L'associazione si dice dispiaciuta che "a tutt'oggi non risulta sia stata trovata una modalità per avviare in tempi brevi questo percorso e riteniamo si debba fare tutti uno sforzo per stringere i tempi di realizzazione del progetto".

“Utilizzare i profughi presenti a Cesenatico in maniera gratuita e volontaria in lavori socialmente utili, come, ad esempio, la pulizia delle strade, la manutenzione del verde pubblico o degli edifici e delle aree scolastiche”: lo chiede con una lettera aperta al Sindaco del Comune di Cesenatico Roberto Buda l'associazione “Cesenatico no borders”. L'associazione si dice dispiaciuta che “a tutt’oggi non risulta sia stata  trovata una modalità per avviare in tempi brevi questo percorso e riteniamo si debba fare tutti uno sforzo per stringere i tempi di realizzazione del progetto”.
 

L'associazione quindi si presenta: “Siamo un gruppo di donne e di uomini che risiedono o frequentano assiduamente Cesenatico e che da alcuni mesi, in maniera spontanea e volontaria, sta  accompagnando un gruppo di profughi in questo periodo di  permanenza  nella nostra città. Riteniamo che la permanenza di questo gruppo di profughi sia un arricchimento per la città e che nelle storie di questi giovani amici ci siano tanti spunti di riflessione da sviluppare non solo individualmente, ma anche e soprattutto in maniera collettiva.
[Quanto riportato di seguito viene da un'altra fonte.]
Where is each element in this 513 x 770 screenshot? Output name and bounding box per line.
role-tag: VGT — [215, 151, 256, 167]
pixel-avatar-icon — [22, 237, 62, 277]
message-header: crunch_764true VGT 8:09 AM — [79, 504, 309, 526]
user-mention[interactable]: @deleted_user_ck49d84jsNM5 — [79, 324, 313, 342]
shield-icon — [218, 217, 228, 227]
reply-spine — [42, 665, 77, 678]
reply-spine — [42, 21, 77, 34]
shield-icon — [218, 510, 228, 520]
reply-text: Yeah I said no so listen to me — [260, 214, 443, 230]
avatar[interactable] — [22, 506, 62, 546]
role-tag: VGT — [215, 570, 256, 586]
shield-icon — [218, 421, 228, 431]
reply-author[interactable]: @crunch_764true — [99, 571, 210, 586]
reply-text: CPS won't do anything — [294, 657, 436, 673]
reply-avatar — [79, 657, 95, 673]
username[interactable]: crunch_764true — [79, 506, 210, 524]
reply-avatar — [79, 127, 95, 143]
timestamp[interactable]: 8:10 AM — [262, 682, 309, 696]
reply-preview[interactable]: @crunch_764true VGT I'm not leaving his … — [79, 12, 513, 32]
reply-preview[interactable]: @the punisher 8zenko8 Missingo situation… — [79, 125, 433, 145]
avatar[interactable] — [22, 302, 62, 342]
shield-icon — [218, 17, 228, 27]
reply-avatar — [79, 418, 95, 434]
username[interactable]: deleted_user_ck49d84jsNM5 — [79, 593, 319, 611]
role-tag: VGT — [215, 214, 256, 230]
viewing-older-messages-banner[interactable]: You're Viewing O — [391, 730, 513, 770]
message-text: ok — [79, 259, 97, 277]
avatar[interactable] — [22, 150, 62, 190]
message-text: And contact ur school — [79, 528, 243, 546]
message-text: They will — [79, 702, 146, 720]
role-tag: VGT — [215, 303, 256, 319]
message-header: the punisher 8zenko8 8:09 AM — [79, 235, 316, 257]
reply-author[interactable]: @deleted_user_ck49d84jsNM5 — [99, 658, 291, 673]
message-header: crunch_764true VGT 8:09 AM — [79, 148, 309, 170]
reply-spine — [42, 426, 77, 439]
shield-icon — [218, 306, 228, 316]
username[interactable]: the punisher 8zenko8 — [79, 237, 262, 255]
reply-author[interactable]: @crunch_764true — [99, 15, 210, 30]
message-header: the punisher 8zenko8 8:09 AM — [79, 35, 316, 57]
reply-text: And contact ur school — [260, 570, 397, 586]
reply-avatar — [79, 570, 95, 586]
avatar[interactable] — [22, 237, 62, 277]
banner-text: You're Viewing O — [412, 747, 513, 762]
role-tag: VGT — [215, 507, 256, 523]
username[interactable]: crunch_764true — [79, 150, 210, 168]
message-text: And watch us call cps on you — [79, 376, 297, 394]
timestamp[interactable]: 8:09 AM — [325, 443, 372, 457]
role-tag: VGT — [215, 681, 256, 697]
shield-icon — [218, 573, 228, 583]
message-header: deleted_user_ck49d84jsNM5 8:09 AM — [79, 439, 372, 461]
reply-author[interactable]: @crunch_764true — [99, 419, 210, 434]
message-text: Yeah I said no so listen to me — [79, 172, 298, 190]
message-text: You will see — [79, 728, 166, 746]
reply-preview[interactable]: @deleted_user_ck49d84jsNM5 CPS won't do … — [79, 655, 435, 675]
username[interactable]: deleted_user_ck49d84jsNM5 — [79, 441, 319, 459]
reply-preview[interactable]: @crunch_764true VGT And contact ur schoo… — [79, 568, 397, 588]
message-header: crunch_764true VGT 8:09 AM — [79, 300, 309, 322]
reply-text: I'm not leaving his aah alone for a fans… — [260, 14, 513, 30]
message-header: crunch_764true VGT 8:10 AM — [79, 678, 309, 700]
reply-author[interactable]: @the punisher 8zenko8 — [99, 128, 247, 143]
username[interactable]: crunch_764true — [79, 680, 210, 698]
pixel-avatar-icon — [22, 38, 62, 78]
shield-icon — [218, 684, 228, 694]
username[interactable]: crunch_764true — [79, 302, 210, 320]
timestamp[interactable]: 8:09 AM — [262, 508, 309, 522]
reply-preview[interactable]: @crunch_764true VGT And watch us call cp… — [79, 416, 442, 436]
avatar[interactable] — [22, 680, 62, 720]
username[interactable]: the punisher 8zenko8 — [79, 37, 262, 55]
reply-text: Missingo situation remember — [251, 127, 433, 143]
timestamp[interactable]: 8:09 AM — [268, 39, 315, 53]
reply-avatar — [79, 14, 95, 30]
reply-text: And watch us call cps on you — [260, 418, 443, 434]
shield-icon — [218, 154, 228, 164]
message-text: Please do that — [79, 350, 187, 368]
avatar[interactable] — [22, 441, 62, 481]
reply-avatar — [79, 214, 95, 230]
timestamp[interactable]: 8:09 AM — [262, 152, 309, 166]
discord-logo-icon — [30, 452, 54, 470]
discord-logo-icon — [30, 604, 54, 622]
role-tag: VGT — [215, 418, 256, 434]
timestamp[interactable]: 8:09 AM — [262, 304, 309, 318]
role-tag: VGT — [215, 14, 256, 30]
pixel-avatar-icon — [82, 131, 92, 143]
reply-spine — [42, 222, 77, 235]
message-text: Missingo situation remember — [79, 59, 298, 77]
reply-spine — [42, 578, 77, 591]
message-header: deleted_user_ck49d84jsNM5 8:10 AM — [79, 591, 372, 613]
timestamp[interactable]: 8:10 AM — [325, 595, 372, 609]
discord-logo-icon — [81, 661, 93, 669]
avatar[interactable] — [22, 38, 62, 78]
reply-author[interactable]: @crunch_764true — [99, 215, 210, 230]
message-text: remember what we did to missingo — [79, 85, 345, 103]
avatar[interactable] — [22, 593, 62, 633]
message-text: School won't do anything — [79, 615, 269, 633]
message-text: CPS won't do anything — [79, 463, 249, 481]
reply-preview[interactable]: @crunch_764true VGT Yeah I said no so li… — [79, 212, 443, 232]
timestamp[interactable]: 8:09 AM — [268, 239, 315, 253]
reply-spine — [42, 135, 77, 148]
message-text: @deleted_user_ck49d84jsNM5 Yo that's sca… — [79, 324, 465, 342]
Riteniamo che la nostra presenza al loro fianco - insieme a quella della Cooperativa che gestisce la permanenza a Cesenatico - stia contribuendo in maniera determinante ad affrontare positivamente temi per noi importanti come l’acquisizione della lingua italiana, il rispetto delle culture nella conoscenza reciproca (anche attraverso momenti di presenza ospitale nelle nostre realtà famigliari) e l’educazione alla legalità”.
 

Quindi il nodo: “Fin dalle prime settimane della loro permanenza a Cesenatico, si è affrontata una questione che già da allora tutti ritenevano di primaria importanza: la possibilità per i profughi di essere utilizzati in maniera gratuita e volontaria in lavori socialmente utili. A tal proposito riteniamo che, per  arrivare ad un protocollo d’intesa condiviso che preveda la possibilità di lavori socialmente utili per i profughi, il Comune di Cesenatico si potrebbe far carico di costituire un tavolo che coinvolga tutte le parti interessate. A questo tavolo, se potesse  servire la nostra presenza, saremmo disposti a partecipare con un nostro rappresentante, indicato da una apposita assemblea dei volontari, per portare, anche semplicemente a livello consultivo, testimonianza del lavoro sviluppato fino ad ora. Abbiamo fiducia che da parte di tutti, dal Comune alla Cooperativa CAD, dalle Cooperative sociali del territorio alle aziende interessate, ci possa essere un riscontro positivo a questa nostra semplice sollecitazione”.